Und die sind vor dem Gasthof zur Post gravierend. „Andere Gastronomen haben nicht dieses Gefälle wie wir“, Wirtin Marzena blickt rüber zum Café Windhager und zur Eisdiele Gondola, während er das sagt. „Aber ich kann keine Speisen servieren, weil die Soßen über den Tellerrand laufen. Ob das Schwäbische Leckerle oder das Rumpsteak ,Zur Post‘ – das haut Dir alles vom Teller ab!“

Bürokratie bremst die Gastronomen aus

Das hätten die beiden Wirtsleute bei einem Ortstermin auch den Vertretern der Stadt erklärt. Klar könne man im Sommer auf die Hinterhof-Terrasse des Gasthofes ausweichen. „Aber das Flair auf den frisch sanierten Stadtplatz ist schöner“, sagen die beiden Wirtsleute, die jetzt natürlich gastronomisch von der Sanierung profitieren wollen. Das können Marzena und Gregor allerdings nicht, wenn ihnen die Bürokratie im Weg steht. „Das setzt sich nämlich bei den Schirmen fort!“, so Gregor Konski.

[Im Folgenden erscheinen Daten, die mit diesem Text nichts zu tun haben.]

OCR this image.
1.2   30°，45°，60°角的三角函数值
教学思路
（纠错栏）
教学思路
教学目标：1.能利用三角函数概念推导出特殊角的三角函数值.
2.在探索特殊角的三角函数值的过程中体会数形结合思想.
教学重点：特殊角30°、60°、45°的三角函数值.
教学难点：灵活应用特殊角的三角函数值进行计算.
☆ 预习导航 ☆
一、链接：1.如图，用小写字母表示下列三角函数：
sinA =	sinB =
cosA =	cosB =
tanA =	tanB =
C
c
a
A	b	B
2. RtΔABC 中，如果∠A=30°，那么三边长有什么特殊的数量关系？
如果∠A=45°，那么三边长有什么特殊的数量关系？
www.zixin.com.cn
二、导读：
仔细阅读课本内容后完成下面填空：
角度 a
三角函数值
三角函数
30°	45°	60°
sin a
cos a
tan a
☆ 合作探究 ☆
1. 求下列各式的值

Farbige Sonnenschirme passen nicht ins Konzept

Großflächige rote Sonnenschirme habe er, mit weißer Schrift, gesponsert von seiner Brauerei, vier Stück mit einem jeweiligen Durchmesser von 3,5 Metern. „Aber es ist nicht sicher, ob ich die aufstellen darf. Denn die Stadt plant ja offenbar eine Vereinheitlichung. Dabei haben Farbtupfer noch nie geschadet“, meint Konski. Und dann denken die Wirtsleute Marzena und Gregor auch noch an die Gäste: „Es ist doch auch für sie schöner, auf einer schönen Terrasse zu sitzen als nur auf einem Parkplatz“, gibt Wirtin Marzena die Meinungen ihrer Gäste wieder.

Aufenthaltsqualität am Stadtplatz soll verbessert werden

Bürgermeister Erwin Baumgartner (UWG) verweist zur künftigen Nutzung von Freischankflächen auf das Integrierte städtebauliche Entwicklungskonzept (ISEK), in welchem festgezurrt sei, dass man bei der Umgestaltung des Stadtplatzes Möglichkeiten prüfen soll, Teilbereiche vom ruhenden Verkehr (Parkplätze) zu befreien und als Räume mit hoher Aufenthaltsqualität, etwa für Außengastronomie zu qualifizieren. Er betont: „Es war auch in der ganzen Planungsphase unserer Philosophie und erklärtes Ziel, dass Leben und die Aufenthaltsqualität am Stadtplatz mit Freischankflächen zu verbessern.“

Postwirt möchte eine größere Freischankfläche

Die bestehenden Gastterrassen würden, so Baumgartner weiter, über die notwendigen Genehmigungen verfügen, allerdings für die bisherigen Flächen und Größen. Beim Postwirt seien dies bislang im Rahmen der 40 Quadratmeter gewesen. „Wenn diese Freischankflächen jetzt größer werden sollen, sind natürlich auch die Gegebenheiten des Stadtplatzes zu berücksichtigen. Die uns bekannte neue gewünschte Fläche ist nunmehr 66 Quadratmeter groß!“

Stadt hat noch nichts entschieden

Baumgartner betont, dass noch nichts entschieden sei. Die Stadt werde auf Basis der Erfahrungen von den Gastronomen eine Gestaltungsfibel erarbeiten. „Natürlich versuchen wir dann, die gewünschten Änderungen zu ermöglichen!“

Für die noch kommenden schönen Herbsttage nur ein schwacher Trost. Wenn das herbstliche Wetter weiterhin mit sommerlichen Temperaturen gesegnet ist, will Wirt Gregor vor dem Gasthof weiterhin zumindest Tische aufstellen. An genügend Bierdeckeln, um die Tische „ins Wasser“ zu bringen, soll das Ganze nicht scheitern.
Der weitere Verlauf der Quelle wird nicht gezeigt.